Number.sum/BigInt.sum is far less weird than Math.sum/Math.bigSum

How so? There's several other Math operations which will remain Number-only (sin, for example), and the "bigX" naming convention is already established with Uint32Array/BigUint64Array.

And the overwhelming majority case is summing a list of Numbers; it would be a shame if users in the common case all had to remember that sum was in a different place than max and sqrt and so on just because sum can't take BigInts.

ljharb commented 1 year ago

"BigUint" is both close to the full "BigInt", and also being a Typed Array means it's already sufficiently weird so as not to be an automatic precedent or convention.

While I agree that would be a shame, I think sadly that's somewhat an unavoidable consequence of the committee's decision to minimize the ability to mix Numbers and BigInts - for example, Math.sum([1, 2n]) should work just fine, and it's a shame it can't, but previously asserted constraints (some of which are yours, iirc) would likely prevent that from being a reality.

bakkot commented 1 year ago

I think sadly that's somewhat an unavoidable consequence of the committee's decision to minimize the ability to mix Numbers and BigInts

Well, no, it's completely avoidable: Math.sum could work with numbers, and Math.bigSum could work with BigInts.

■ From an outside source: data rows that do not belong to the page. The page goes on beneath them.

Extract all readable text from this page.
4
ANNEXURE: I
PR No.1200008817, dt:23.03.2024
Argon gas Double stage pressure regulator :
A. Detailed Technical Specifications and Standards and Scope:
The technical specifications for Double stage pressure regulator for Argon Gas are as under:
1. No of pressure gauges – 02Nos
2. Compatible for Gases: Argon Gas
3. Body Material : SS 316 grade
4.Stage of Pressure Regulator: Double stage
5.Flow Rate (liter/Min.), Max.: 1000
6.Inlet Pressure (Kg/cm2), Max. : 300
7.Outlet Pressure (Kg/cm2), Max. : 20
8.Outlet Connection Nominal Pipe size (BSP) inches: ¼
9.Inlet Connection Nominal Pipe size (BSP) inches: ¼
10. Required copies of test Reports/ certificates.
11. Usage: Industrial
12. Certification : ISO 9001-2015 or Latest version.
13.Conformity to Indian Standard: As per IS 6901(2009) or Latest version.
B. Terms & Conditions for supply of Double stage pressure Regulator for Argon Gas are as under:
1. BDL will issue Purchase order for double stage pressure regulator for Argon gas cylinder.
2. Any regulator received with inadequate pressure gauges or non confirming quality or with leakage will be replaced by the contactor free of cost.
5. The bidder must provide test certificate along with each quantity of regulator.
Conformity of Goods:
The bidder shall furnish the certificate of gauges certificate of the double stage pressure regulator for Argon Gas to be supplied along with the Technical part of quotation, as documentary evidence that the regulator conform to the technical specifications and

And then the common case would be in the place users would expect it to be. Consequence avoided.

ljharb commented 1 year ago

right, but "bigSum" would imply "big sums" to me, not "sums of bigints", which is why i find that naming weird.

bakkot commented 1 year ago

I'd be fine with Math.bigintSum or Math.sumBigInts or something if that's the main concern. Or having Math.sum() and BigInt.sum(), for that matter. It's only really having Math.sum() which works on numbers which I'm attached to.

jakobkummerow commented 1 year ago

My vote is for BigInt.sum(); I've long thought that putting BigInt stuff onto BigInt.* is the cleanest way to organize things, and I see the point raised here as confirmation of this preference.

In my view, the mixed-type .max(0, 0n) example discussed elsewhere is somewhat related to .sum([1, 2n]). If we simply had non-mixed-type Math.max(0, 0) and BigInt.max(0n, 0n) then there'd be no problem, and we wouldn't need to debate which mental model among "prefer first", "prefer last", "prefer Number", "prefer same order for min and max", "prefer opposite order for min and max", "prefer however I happened to implement .reduce((a, b) => ...) last time I needed it" etc is most intuitive.

In fact, one could argue that the unresolvable ambiguity of .sum([]) applies just the same to .max(...[]): if you have BigInt-processing code that wants to do something with the maximum of a potentially-empty list, e.g. increment it, then 1n + Math.max(...list) will throw a TypeError if list === [].